Well, I think it's crazy to let idiots keep people from using things that are useful. If it's not useful, then ok, but if it is, then that's a bad reason to avoid it.
And I just don't relate to this at all:
> you usually want to present either the distribution (in which case a horizontal histogram without extreme kde smoothing or quartile info is usually better)
Where I almost always see this is in time series plots where there is a distribution at each point. Horizontal histograms are not as intuitive for visualizing this, because plotting time on the x-axis is so universal. And while it is true that box plots work well for this when the distribution at each point is close to normal, it is not true that all data looks like this, and it's easy to not notice this if you default to using a box plot.
I do agree with this:
> or you want to highlight just the summary stats in which case the boxplot on its own (or just a table) is generally better
Yes, but you can also just leave off the summary stats from the "violin plot" (just like, as you point out, histograms usually don't and shouldn't include summary stats) in order to visualize only the shape of each distribution.
I also really don't care about the flourish of vertically centering / "reflecting" the distribution, a series of vertical histograms totally expresses the same information that I'm saying is useful here!

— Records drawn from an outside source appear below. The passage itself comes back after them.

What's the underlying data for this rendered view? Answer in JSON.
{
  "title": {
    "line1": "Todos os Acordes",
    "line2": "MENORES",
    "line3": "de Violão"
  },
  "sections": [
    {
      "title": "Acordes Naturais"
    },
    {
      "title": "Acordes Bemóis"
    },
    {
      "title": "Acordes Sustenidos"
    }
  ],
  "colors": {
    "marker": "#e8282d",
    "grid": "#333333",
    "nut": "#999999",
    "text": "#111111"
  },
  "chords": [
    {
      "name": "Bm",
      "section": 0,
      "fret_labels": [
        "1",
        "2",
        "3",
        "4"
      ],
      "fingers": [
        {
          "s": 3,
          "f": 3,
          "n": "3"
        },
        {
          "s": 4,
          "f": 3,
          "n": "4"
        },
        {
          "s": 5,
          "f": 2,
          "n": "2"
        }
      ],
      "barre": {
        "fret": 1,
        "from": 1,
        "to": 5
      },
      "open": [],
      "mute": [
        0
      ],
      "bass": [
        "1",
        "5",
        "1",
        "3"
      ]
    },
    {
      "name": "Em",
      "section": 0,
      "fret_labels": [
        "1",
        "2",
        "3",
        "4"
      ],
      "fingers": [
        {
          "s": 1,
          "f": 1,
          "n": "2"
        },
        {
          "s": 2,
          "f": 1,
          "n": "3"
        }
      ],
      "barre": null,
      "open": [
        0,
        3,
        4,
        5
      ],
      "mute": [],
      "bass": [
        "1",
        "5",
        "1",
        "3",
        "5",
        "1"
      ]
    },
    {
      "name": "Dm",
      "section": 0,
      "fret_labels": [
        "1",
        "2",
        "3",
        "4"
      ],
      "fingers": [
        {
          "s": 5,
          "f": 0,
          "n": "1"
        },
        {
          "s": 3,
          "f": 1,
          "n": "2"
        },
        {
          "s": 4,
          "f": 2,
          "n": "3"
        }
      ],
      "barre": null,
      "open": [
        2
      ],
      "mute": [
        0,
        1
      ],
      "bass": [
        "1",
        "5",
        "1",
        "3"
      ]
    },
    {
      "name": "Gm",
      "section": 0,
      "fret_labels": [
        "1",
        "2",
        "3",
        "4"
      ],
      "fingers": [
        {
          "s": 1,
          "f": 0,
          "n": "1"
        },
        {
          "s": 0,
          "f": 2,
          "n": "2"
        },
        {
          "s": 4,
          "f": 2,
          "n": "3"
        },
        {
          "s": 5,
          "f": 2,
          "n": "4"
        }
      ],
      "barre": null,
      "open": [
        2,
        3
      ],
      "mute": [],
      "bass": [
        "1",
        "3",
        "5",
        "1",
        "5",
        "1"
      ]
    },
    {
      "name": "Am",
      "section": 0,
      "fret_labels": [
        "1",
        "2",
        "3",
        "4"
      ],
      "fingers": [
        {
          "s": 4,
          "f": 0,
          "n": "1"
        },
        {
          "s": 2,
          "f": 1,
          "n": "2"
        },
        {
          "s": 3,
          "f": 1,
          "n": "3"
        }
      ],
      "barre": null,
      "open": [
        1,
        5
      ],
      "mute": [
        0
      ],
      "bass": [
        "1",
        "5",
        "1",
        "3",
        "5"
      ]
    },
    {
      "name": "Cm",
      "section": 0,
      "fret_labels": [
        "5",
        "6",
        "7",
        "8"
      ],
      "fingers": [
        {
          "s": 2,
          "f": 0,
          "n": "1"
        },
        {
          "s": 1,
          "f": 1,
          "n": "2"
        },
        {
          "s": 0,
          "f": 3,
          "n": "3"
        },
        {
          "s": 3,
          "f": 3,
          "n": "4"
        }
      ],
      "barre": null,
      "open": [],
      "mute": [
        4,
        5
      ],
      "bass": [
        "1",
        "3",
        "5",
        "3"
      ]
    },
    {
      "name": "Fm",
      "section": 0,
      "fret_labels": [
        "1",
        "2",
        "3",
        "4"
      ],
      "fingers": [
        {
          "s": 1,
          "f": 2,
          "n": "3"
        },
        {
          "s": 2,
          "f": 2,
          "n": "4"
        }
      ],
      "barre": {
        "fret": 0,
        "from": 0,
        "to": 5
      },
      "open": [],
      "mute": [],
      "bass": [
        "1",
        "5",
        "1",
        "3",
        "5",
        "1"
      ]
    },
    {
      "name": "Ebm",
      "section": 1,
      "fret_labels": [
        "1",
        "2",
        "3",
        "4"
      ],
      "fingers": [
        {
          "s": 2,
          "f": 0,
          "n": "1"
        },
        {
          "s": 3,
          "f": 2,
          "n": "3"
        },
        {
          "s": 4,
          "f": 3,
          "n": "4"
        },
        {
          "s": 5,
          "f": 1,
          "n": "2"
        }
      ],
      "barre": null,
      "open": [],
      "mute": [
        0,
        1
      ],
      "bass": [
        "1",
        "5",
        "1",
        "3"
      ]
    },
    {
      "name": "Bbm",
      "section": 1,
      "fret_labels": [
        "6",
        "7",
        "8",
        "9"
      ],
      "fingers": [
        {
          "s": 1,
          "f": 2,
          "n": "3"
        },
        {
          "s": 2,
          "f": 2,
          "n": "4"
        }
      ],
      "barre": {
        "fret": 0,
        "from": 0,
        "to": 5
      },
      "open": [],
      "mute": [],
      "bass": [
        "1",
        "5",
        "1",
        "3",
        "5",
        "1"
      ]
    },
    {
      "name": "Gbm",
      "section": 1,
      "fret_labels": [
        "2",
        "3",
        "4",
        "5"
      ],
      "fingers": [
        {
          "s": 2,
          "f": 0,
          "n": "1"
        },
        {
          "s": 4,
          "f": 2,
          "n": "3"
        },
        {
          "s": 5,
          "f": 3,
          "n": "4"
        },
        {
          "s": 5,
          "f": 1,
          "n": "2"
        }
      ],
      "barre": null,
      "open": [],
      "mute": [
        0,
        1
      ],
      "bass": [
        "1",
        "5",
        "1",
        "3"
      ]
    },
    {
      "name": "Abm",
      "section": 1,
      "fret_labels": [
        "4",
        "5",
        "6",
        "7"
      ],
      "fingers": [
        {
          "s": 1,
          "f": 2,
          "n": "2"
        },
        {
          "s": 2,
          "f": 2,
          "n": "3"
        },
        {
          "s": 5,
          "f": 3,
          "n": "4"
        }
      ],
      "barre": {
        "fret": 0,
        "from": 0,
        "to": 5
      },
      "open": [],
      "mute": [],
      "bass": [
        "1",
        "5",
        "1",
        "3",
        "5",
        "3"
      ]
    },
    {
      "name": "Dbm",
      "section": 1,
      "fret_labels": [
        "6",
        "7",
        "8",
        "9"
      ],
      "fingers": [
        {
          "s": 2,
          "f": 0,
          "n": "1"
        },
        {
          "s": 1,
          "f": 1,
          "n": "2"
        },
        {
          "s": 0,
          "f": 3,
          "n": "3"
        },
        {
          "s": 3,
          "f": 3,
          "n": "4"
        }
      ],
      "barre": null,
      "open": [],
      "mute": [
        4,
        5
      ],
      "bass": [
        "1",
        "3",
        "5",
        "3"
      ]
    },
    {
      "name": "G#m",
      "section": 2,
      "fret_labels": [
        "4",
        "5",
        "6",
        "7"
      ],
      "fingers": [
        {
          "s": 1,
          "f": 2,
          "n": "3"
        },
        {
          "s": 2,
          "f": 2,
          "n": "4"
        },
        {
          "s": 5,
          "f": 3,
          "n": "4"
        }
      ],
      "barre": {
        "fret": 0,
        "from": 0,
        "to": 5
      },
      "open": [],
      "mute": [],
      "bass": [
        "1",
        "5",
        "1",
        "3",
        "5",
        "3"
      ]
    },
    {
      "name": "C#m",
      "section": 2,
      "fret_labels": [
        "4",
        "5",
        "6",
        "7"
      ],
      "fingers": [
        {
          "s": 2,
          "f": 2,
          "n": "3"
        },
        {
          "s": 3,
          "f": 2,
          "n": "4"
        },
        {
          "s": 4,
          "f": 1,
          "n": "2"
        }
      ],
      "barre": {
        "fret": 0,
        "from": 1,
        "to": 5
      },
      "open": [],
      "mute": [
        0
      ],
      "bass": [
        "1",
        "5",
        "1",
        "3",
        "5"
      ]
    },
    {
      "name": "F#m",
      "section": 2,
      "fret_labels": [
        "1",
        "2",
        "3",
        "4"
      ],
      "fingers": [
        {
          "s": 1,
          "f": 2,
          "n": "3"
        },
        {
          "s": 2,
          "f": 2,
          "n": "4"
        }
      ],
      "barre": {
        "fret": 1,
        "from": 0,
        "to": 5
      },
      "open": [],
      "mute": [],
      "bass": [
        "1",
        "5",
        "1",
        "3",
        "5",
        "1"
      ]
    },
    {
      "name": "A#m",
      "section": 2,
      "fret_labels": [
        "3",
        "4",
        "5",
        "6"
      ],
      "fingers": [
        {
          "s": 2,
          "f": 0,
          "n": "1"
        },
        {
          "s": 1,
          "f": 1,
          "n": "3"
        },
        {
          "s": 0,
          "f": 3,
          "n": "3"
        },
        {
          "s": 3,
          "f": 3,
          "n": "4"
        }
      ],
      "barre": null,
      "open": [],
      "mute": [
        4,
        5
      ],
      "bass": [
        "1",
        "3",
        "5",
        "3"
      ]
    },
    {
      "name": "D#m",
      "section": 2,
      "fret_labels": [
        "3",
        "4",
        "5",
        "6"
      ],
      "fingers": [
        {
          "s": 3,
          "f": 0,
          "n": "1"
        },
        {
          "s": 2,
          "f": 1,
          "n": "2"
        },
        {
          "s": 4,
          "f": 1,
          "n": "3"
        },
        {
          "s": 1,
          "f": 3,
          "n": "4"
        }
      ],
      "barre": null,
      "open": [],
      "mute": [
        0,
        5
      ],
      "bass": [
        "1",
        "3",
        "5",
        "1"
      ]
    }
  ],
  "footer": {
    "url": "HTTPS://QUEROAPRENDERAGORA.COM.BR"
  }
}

People seem to find that ugly, which I figure is why they started doing the reflection thing to make it prettier, but I really don't have a strong view either way on which of these presentations is or isn't ugly or leads to awkward jokes. I just think "a series of distribution shapes laid out vertically" is a commonly useful visualization.
And I really don't know about your last point; I don't spend much time working with non-experts who don't understand histograms really well.